当前位置：网站首页>A specially designed loss is used to deal with data sets with unbalanced categories

A specially designed loss is used to deal with data sets with unbalanced categories

2022-07-02 21:42:00 【Xiaobai learns vision】

Click on the above “ Xiaobai studies vision ”, Optional plus " Star standard " or “ Roof placement ”

Heavy dry goods , First time delivery

Reading guide

This article is about Google CVPR ' 19 A summary of an article published on , The title of the article is Class-Balanced Loss Based on Effective Number of Samples.
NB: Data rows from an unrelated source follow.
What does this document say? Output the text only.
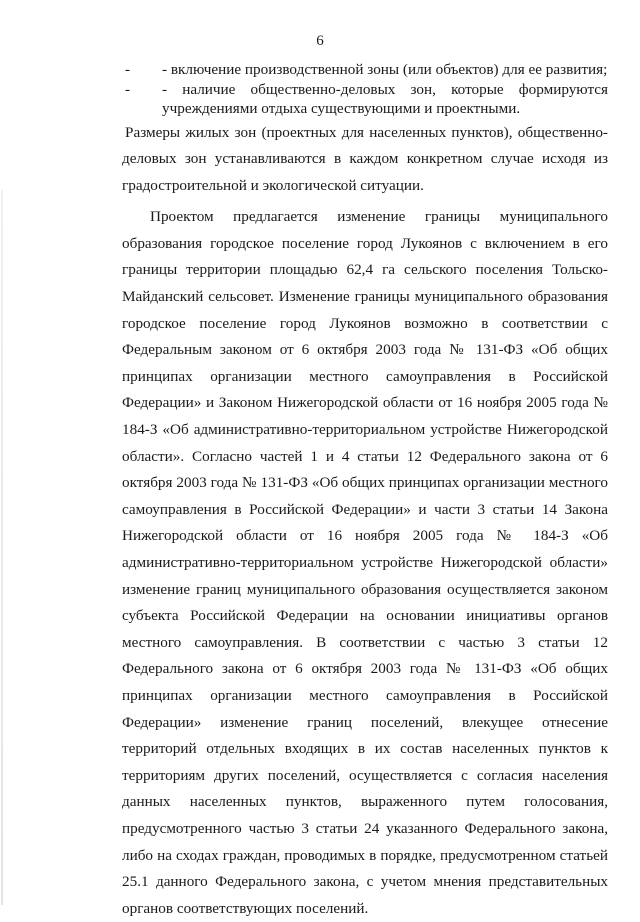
6
- - включение производственной зоны (или объектов) для ее развития;
- - наличие общественно-деловых зон, которые формируются учреждениями отдыха существующими и проектными.

Размеры жилых зон (проектных для населенных пунктов), общественно-деловых зон устанавливаются в каждом конкретном случае исходя из градостроительной и экологической ситуации.

Проектом предлагается изменение границы муниципального образования городское поселение город Лукоянов с включением в его границы территории площадью 62,4 га сельского поселения Тольско-Майданский сельсовет. Изменение границы муниципального образования городское поселение город Лукоянов возможно в соответствии с Федеральным законом от 6 октября 2003 года № 131-ФЗ «Об общих принципах организации местного самоуправления в Российской Федерации» и Законом Нижегородской области от 16 ноября 2005 года № 184-З «Об административно-территориальном устройстве Нижегородской области». Согласно частей 1 и 4 статьи 12 Федерального закона от 6 октября 2003 года № 131-ФЗ «Об общих принципах организации местного самоуправления в Российской Федерации» и части 3 статьи 14 Закона Нижегородской области от 16 ноября 2005 года № 184-З «Об административно-территориальном устройстве Нижегородской области» изменение границ муниципального образования осуществляется законом субъекта Российской Федерации на основании инициативы органов местного самоуправления. В соответствии с частью 3 статьи 12 Федерального закона от 6 октября 2003 года № 131-ФЗ «Об общих принципах организации местного самоуправления в Российской Федерации» изменение границ поселений, влекущее отнесение территорий отдельных входящих в их состав населенных пунктов к территориям других поселений, осуществляется с согласия населения данных населенных пунктов, выраженного путем голосования, предусмотренного частью 3 статьи 24 указанного Федерального закона, либо на сходах граждан, проводимых в порядке, предусмотренном статьей 25.1 данного Федерального закона, с учетом мнения представительных органов соответствующих поселений.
It is the most commonly used loss (softmax-cross-entropy、focal loss etc. ) A reweighting scheme for each category is proposed , It can quickly improve the accuracy , Especially when dealing with highly unbalanced data .

This article is about Google CVPR ' 19 A summary of an article published on , The title of the article is Class-Balanced Loss Based on Effective Number of Samples.

It is the most commonly used loss (softmax-cross-entropy、focal loss etc. ) A reweighting scheme for each category is proposed , It can quickly improve the accuracy , Especially when dealing with highly unbalanced data

Of the paper PyTorch Implementation source code ：https://github.com/vandit15/Class-balanced-loss-pytorch

Effective number of samples

Dealing with long tailed data sets ( Most of the samples belong to very few classes , Many other classes have very few samples ) When , How to weight different types of losses may be tricky . Usually , The weight is set to the reciprocal of the class sample or the reciprocal of the square root of the class sample .

The traditional weight adjustment is different from the weight adjustment proposed here

However , As shown in the figure above , This excess is due to As the number of samples increases , The benefits of new data points will be reduced . The newly added sample is most likely an approximate copy of the existing sample , Especially when training neural networks, a large amount of data is used to enhance ( Such as rescaling 、 Random cutting 、 Flip, etc ) When , Many are such samples . Reweighting with the number of effective samples can get better results .

The number of effective samples can be imagined as n The actual volume covered by samples , The total volume N Represented by total samples .

Number of effective samples

We wrote ：

Number of effective samples

We can also write it as follows ：

Contribution of each sample

This means No j The contribution of samples to the number of effective samples is βj-1.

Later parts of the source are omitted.